“We don’t know what we don’t know,” as Donald Rumsfeld once said when asked whether intelligence gathered had been shared adequately across the US intelligence community. Applied to the economies of Africa, the meaning goes even deeper, since there appears to be a lack of economic intelligence on top of insufficient dissemination.
In 2009 the London-based data analyst Inaki Villanueva mapped global economic research density as shown in the map below.
Now, there is an argument to be made for the developed market-based research community to focus on data-rich developed economies.
However, large development institutions like the World Bank and the IMF with significant ‘boots on the ground’ in Africa are not doing much better in providing crucial data to support economic development and investment.
Looking through WB/IMF datasets on lending risk premiums for the ten largest African economies in terms of real GDP (PPP) reveals no data points for four markets (Morocco, Ethiopia, Sudan, Ghana) with a combined GDP of more than US$860bn.
Lending risk premiums for the ten largest African economies in real GDP terms
A similar picture emerges for the ten most populous African countries where no data on lending risk premiums is available for Ethiopia, DR Congo, Sudan and Uganda with a total of more than 300 million people. This is more than the populations of Germany, France, the UK and Italy combined.
Why does this matter for real estate and infrastructure investors?
A lack of reliable capital market data creates a lack of transparency, prevents real estate cycle observations and increases comparative risk perception, resulting in reduced investor appetite. Given their volatility and lack of track record, emerging markets in general and Africa in particular often fall victim to ‘judgement by perception’ as opposed to rational, data-driven investment decisions.
What does this mean for investors?
Opaque markets coupled with relatively high volatility typically favours low-constraint investors (LCIs). Compared with traditional fund management platforms, these LCIs typically act with comparatively long investment horizons, high volatility and risk tolerance. The latter applies particularly to complex, multi-phased projects in opaque environments and distress or turnaround situations. Long time horizons allow those LCIs to study the market by typically setting up a local or regional presence and by virtue of often being ‘the only gig in town’ to enforce quasi-monopolistic pricing power in terms of land acquisition costs, utility access and zoning adjustments.
Privately owned real estate development platforms capitalised by ‘LCI-style patient capital’ sourced from forward-thinking endowments, sovereign wealth funds or family offices tend to have an edge in these situations.
What do we know about African markets and how does this translate into investment ideas?
The overarching story, especially for Sub-Saharan Africa, is obviously demographics.

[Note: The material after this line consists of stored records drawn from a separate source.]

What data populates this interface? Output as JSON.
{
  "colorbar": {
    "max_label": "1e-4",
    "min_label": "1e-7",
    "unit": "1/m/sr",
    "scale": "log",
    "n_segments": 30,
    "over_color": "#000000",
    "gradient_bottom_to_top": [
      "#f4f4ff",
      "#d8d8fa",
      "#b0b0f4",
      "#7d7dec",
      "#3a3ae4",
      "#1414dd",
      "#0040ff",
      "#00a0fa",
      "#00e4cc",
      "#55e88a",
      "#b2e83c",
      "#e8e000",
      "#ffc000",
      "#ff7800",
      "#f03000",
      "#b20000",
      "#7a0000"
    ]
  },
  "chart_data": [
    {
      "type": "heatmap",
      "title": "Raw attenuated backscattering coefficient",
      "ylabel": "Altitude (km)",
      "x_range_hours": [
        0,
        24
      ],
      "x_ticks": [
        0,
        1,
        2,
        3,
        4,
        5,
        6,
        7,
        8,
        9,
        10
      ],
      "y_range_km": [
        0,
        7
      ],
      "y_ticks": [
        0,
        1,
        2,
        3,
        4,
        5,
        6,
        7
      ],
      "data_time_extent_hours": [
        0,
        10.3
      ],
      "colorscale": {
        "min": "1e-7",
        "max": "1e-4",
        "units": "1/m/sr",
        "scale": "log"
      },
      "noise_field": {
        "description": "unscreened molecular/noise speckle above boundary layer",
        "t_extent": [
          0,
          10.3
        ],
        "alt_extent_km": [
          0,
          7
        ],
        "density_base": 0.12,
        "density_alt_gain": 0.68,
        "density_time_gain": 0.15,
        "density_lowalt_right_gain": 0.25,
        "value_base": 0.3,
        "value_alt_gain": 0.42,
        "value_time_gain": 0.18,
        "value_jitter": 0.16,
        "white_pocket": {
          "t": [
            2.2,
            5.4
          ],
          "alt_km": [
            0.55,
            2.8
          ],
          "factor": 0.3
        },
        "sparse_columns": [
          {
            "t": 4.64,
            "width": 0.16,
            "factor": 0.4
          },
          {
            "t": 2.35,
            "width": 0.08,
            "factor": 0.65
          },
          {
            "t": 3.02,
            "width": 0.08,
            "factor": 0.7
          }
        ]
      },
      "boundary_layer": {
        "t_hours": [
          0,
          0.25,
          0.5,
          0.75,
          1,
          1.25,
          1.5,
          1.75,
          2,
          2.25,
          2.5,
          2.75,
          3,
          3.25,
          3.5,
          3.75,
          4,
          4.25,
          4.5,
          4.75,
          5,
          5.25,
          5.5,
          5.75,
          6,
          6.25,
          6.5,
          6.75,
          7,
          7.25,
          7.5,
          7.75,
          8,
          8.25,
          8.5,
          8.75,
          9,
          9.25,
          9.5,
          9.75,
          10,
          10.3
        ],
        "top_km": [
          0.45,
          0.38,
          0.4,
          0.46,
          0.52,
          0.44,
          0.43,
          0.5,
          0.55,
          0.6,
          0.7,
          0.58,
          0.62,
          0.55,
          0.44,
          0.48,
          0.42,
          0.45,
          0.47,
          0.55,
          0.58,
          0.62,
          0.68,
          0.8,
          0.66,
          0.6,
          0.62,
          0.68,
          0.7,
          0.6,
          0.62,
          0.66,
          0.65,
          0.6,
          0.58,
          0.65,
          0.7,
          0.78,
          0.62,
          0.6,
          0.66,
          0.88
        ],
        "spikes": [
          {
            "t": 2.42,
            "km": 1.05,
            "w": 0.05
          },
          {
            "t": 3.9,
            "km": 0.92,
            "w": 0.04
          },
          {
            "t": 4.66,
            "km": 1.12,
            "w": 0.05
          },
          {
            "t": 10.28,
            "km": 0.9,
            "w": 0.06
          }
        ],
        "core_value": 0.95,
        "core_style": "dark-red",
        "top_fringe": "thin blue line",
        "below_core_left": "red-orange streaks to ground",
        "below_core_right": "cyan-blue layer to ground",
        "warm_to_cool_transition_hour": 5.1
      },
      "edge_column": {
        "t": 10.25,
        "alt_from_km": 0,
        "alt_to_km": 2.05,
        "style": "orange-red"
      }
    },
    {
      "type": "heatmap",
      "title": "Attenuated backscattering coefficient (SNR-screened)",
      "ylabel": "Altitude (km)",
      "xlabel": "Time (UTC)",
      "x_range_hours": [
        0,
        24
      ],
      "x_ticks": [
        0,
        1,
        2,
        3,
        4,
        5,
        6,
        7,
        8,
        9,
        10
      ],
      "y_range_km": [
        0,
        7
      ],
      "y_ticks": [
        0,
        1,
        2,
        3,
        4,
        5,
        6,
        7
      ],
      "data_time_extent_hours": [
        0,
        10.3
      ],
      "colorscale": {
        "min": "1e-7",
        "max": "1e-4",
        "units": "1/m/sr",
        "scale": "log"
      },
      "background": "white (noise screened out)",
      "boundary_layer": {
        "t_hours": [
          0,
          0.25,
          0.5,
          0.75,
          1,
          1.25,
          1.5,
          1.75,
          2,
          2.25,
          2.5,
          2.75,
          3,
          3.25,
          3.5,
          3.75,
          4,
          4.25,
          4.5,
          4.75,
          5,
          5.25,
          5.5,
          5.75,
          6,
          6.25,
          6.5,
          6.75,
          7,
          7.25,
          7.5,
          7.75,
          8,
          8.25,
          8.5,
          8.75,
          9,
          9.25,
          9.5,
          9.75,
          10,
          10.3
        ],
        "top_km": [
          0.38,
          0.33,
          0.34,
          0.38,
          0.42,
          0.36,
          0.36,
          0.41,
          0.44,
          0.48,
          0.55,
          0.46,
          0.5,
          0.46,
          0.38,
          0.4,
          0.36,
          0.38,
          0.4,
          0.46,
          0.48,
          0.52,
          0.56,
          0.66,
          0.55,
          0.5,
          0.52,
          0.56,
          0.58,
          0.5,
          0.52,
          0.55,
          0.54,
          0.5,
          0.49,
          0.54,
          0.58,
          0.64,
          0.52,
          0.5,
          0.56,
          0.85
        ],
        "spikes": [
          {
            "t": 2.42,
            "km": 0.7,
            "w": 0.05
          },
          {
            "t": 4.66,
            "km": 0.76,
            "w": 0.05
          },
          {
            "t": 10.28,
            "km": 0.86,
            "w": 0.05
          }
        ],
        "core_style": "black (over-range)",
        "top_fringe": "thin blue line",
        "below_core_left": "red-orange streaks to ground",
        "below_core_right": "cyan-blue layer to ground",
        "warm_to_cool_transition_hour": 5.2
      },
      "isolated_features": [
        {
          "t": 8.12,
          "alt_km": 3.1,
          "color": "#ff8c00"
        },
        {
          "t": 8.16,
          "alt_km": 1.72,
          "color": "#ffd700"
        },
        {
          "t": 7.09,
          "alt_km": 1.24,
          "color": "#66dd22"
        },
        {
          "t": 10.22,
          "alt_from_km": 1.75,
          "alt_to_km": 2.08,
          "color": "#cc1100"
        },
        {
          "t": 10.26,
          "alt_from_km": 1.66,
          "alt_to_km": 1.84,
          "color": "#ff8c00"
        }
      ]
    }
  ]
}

Relatively high birth rates in Sub-Saharan Africa result in a significantly lower median age across the region. While this will provide significant challenges in terms of nutrition, urbanization and housing, water resources, reliable electricity, access to education, and political stability in general, it is also a distinctive competitive advantage over the rest of the world.
As a result of these demographic shifts, the region’s share of the global labour force will almost double by 2030 compared with 1990. Given the growth trajectory, this trend is likely to accelerate beyond 2030.
Given the significant share of (small-scale and relatively inefficient) agricultural employment in most Sub-Saharan countries, a similar labour migration into manufacturing employment as observed in East and South-east Asia over the last three decades is a possible scenario.
In terms of real estate product, I expect residential investments (including social housing) along with e-commerce logistics and data centres to perform best in the medium term. In a post-covid world, most African markets will benefit from the fact that adjustment processes like home-working or e-commerce will have less of an impact on existing real estate stock, since it simply wasn’t there before. This will allow more customisation during the design phase as opposed to later adjustments.
Given relatively patchy economic research data for a number of African markets, I expect one of the most profitable property investment areas to be not bricks and mortar but data-driven proptech solutions.
The lay of the land is visible. As the global ‘hunt for yield’ intensifies, ageing retirement investors especially in Western economies and China will need to tap the ‘demographic dividend’ in Africa. It remains to be seen whether some of the larger institutional investors leap to the challenge at scale and as such send a signal to the wider investment community, which could make it the ‘next big thing’.